6 Daily Practices for Self Love
My path to self-love wasn’t ever straightforward or easy. I struggled with self love for years before realizing my worth and that I was worthy of love. Yet, the type of love I was worthy of wasn’t quite clear to me. In time, I developed a better understanding as I learned that love comes in many forms.
There are also a few types that we commonly think of when we talk about love. There’s unconditional love, where you accept a person completely and choose to love them despite their imperfections. There’s lust, the sometimes precursor to love, with its chocolate-covered idealism wrapped up in a red velvet bow. There’s also unrequited love, which can induce a devastatingly painful feeling in the depths of the heart. In time, I became very familiar with all three and discovered a fourth.
From the highs of lust to the lows of unrequited love to the soft and steady murmur of unconditional love, I’ve learned one very important lesson:
Everyone is worthy of healthy and happy relationships.
Most importantly, I understand now that I am worthy of healthy and happy relationships. And so are you.
The fourth type of love and the one that will make up your longest relationship, is the love you have for yourself. In order for any of the other types of love to work, you must first love yourself. Sometimes this is the hardest relationship to be in.
We are all imperfect, but it is our imperfections that make us unique.
Everything about you is uniquely and beautifully you and you are worthy of love.
Self-love isn’t a promise of future love. It’s not about deciding you’ll love yourself after you’ve lost 15 pounds, received a promotion at work, or discovered a youth serum.
Self-love is hard because we fight it.
We may make excuses about why we can’t love ourselves. We see self-love as a destination. Self-love is a journey and it exists in the present. It only works when you consciously choose to love yourself, as you are, each day.
Self-love also has a direct connection to self-worth.
How you treat yourself determines how you will allow others to treat you.
Your sense of self-worth is at the very core of this. Accepting and loving yourself is sometimes easier said than done, but you can absolutely do it every single day.
No matter how you’re feeling at the moment, whether you love yourself completely or you’re not quite there yet, here are some great daily practices for self-love:
1. Surround yourself with positive people.

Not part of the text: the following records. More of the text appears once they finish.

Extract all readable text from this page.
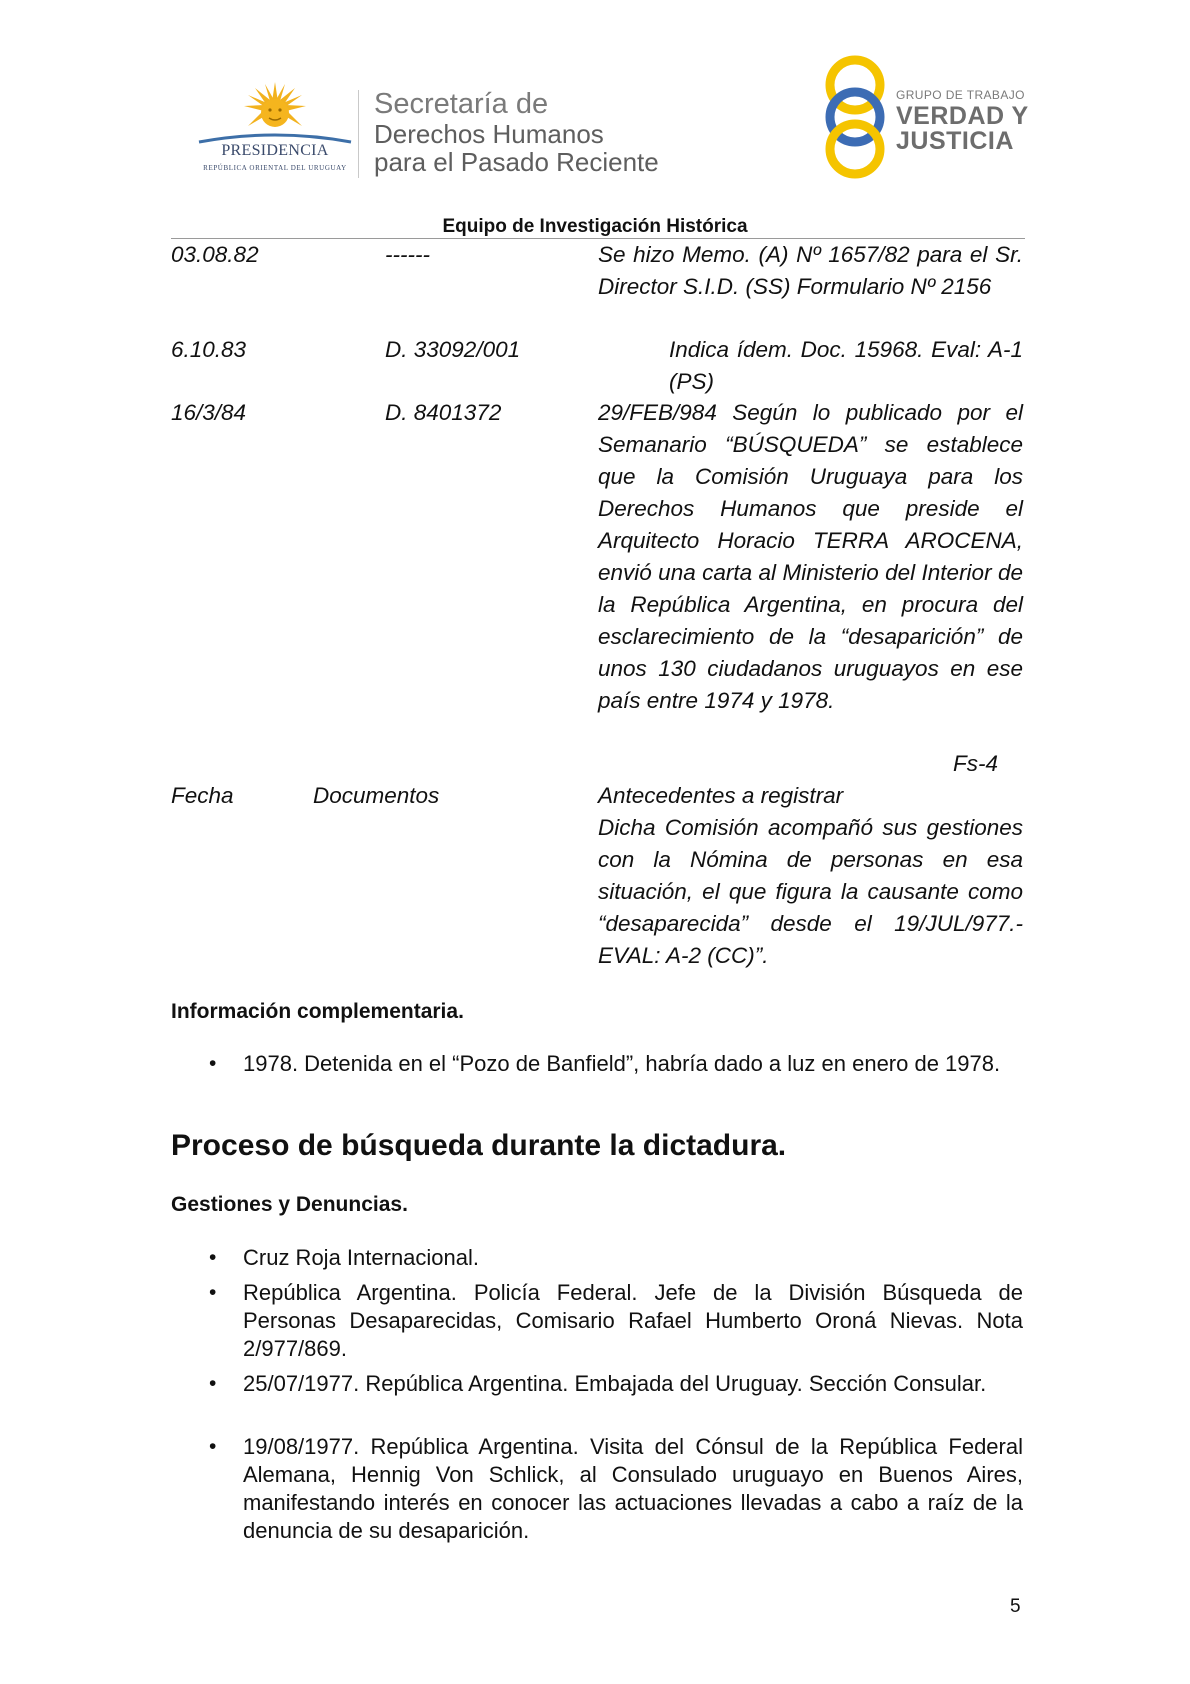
PRESIDENCIA
REPÚBLICA ORIENTAL DEL URUGUAY
Secretaría de
Derechos Humanos
para el Pasado Reciente
GRUPO DE TRABAJO
VERDAD Y
JUSTICIA
Equipo de Investigación Histórica
03.08.82	------	Se hizo Memo. (A) Nº 1657/82 para el Sr. Director S.I.D. (SS) Formulario Nº 2156
6.10.83	D. 33092/001	Indica ídem. Doc. 15968. Eval: A-1 (PS)
16/3/84	D. 8401372	29/FEB/984 Según lo publicado por el Semanario “BÚSQUEDA” se establece que la Comisión Uruguaya para los Derechos Humanos que preside el Arquitecto Horacio TERRA AROCENA, envió una carta al Ministerio del Interior de la República Argentina, en procura del esclarecimiento de la “desaparición” de unos 130 ciudadanos uruguayos en ese país entre 1974 y 1978.
Fs-4
Fecha	Documentos	Antecedentes a registrar
Dicha Comisión acompañó sus gestiones con la Nómina de personas en esa situación, el que figura la causante como “desaparecida” desde el 19/JUL/977.- EVAL: A-2 (CC)”.
Información complementaria.
• 1978. Detenida en el “Pozo de Banfield”, habría dado a luz en enero de 1978.
Proceso de búsqueda durante la dictadura.
Gestiones y Denuncias.
• Cruz Roja Internacional.
• República Argentina. Policía Federal. Jefe de la División Búsqueda de Personas Desaparecidas, Comisario Rafael Humberto Oroná Nievas. Nota 2/977/869.
• 25/07/1977. República Argentina. Embajada del Uruguay. Sección Consular.
• 19/08/1977. República Argentina. Visita del Cónsul de la República Federal Alemana, Hennig Von Schlick, al Consulado uruguayo en Buenos Aires, manifestando interés en conocer las actuaciones llevadas a cabo a raíz de la denuncia de su desaparición.
5
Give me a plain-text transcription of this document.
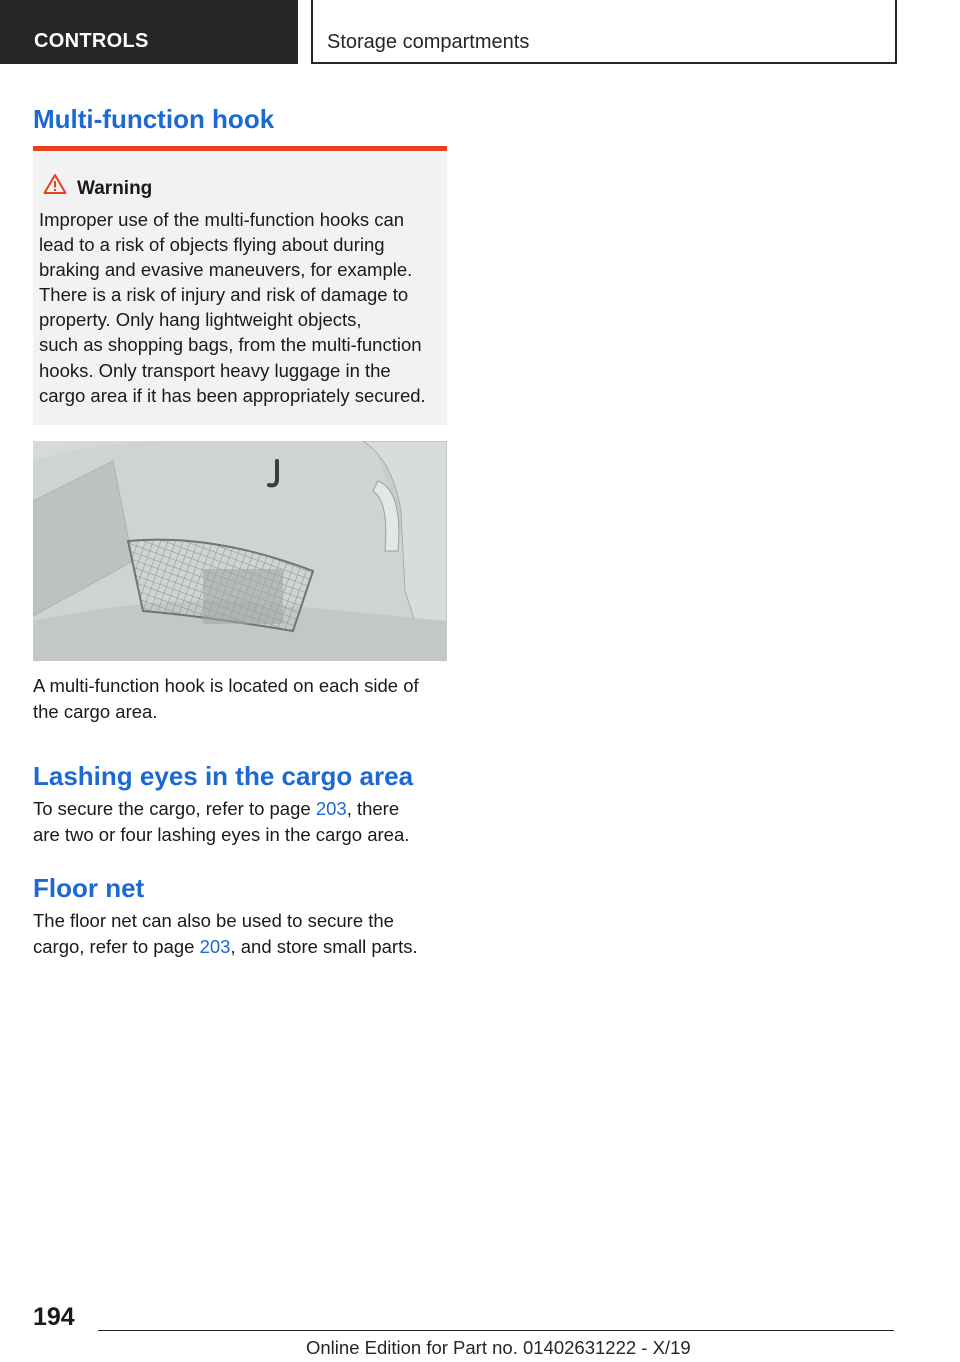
CONTROLS	Storage compartments
Multi-function hook
Warning
Improper use of the multi-function hooks can
lead to a risk of objects flying about during
braking and evasive maneuvers, for example.
There is a risk of injury and risk of damage to
property. Only hang lightweight objects,
such as shopping bags, from the multi-function
hooks. Only transport heavy luggage in the
cargo area if it has been appropriately secured.

A multi-function hook is located on each side of
the cargo area.

Lashing eyes in the cargo area

To secure the cargo, refer to page 203, there
are two or four lashing eyes in the cargo area.

Floor net

The floor net can also be used to secure the
cargo, refer to page 203, and store small parts.

194
Online Edition for Part no. 01402631222 - X/19
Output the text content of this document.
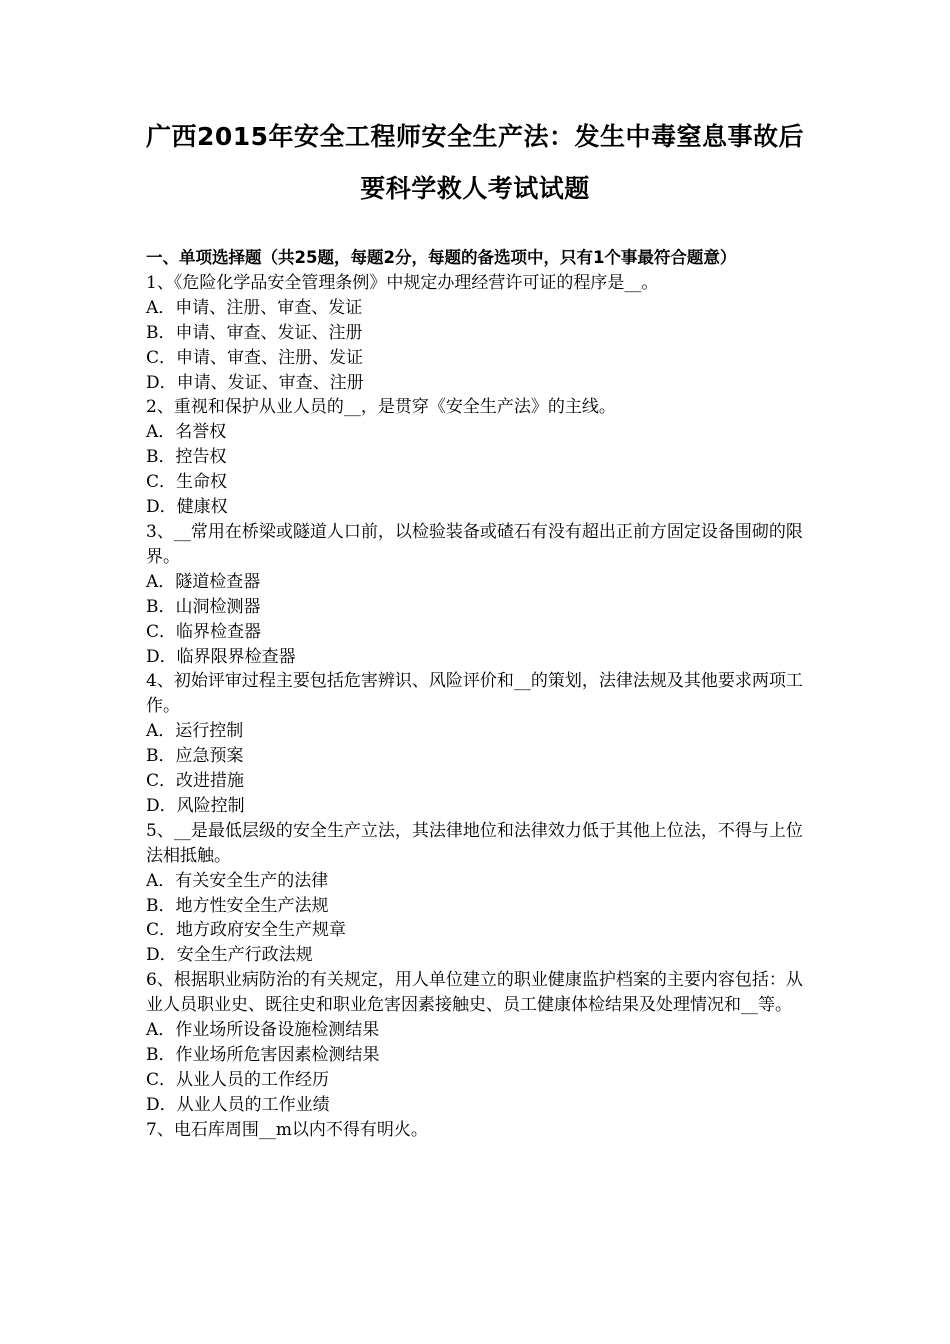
广西2015年安全工程师安全生产法：发生中毒窒息事故后
要科学救人考试试题
一、单项选择题（共25题，每题2分，每题的备选项中，只有1个事最符合题意）
1、《危险化学品安全管理条例》中规定办理经营许可证的程序是__。
A．申请、注册、审查、发证
B．申请、审查、发证、注册
C．申请、审查、注册、发证
D．申请、发证、审查、注册
2、重视和保护从业人员的__，是贯穿《安全生产法》的主线。
A．名誉权
B．控告权
C．生命权
D．健康权
3、__常用在桥梁或隧道人口前，以检验装备或碴石有没有超出正前方固定设备围砌的限界。
A．隧道检查器
B．山洞检测器
C．临界检查器
D．临界限界检查器
4、初始评审过程主要包括危害辨识、风险评价和__的策划，法律法规及其他要求两项工作。
A．运行控制
B．应急预案
C．改进措施
D．风险控制
5、__是最低层级的安全生产立法，其法律地位和法律效力低于其他上位法，不得与上位法相抵触。
A．有关安全生产的法律
B．地方性安全生产法规
C．地方政府安全生产规章
D．安全生产行政法规
6、根据职业病防治的有关规定，用人单位建立的职业健康监护档案的主要内容包括：从业人员职业史、既往史和职业危害因素接触史、员工健康体检结果及处理情况和__等。
A．作业场所设备设施检测结果
B．作业场所危害因素检测结果
C．从业人员的工作经历
D．从业人员的工作业绩
7、电石库周围__m以内不得有明火。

Negative people can bring down your mood and negatively influence your opinion of yourself. Consciously make an effort to spend time with positive people who support you and want you to be successful.
If you have a family member or friend that doesn’t treat you well, remember that you can determine the terms of your personal relationships. In most cases, you get to choose the amount of time and energy you want to put into negative relationships, if any at all.
If you have a negative co-worker, consider having a conversation with them. Maybe they’re going through something personal, but taking out their frustrations on you. If you do have a conversation and can’t reach civility, try to find at least one good thing about that person and focus on that quality. Keeping that redeeming quality in mind will make working with them a little easier.
2. Be kind to yourself and to others.
Sometimes we may feel we don’t have time to take care of ourselves. We might shorten a morning routine so we have an extra 10 minutes of sleep or neglect going to the gym because time with our children and families fills up our day. No matter what, we have 24 hours each day to spend however we choose.
It’s so important to make it a priority to take time and be kind to yourself each day.
It’s also important to be kind to others. You may not know what they’re going through. A little kindness can go a long way and completely turn someone’s day around.
3. Always say “thank you”.
via FB/SarahMcCrum1 / alkimea
Even if you don’t feel that you are worthy of the compliment, know that you are every bit deserving. Their compliment reflects their view of you, so it’s ok if you don’t share that view.
If you’re unsure how to accept the compliment, practice saying “thank you”. In time, just by saying “thank you”, you’ll stop doubting the kind words and start accepting their truth!
And if you’re already comfortable with accepting compliments, bravo! I challenge you to make it a daily practice to compliment others!
4. Treat yourself.
Make it a priority to do things that make you feel special and valued. It could be something as small as making an indulgent cup of coffee or as grand as taking a vacation. Just make sure to treat yourself as often as you can. You deserve it!
5. Examine your values.
via Getty Images / Huffington Post
Do you feel like you’re not successful enough, not pretty enough, or just not good enough? STOP. You are successful, beautiful, and amazing just as you are. Even if I am the only person telling you this today, I hope you believe it because it’s true!
If you’re comparing yourself to others, you’re limiting yourself. So try to stop comparing yourself to others. There’s enough room for everyone to be the best version of themselves.
What’s stopping you from being your best self, right now?
6. Practice gratitude and happiness daily.
We all have moments of frustration, sadness, and irritability. It’s ok if you have to “practice” happiness and gratitude! It’s also important to regularly take time to thank the people in your life who you’re thankful for! Who are you going to thank today?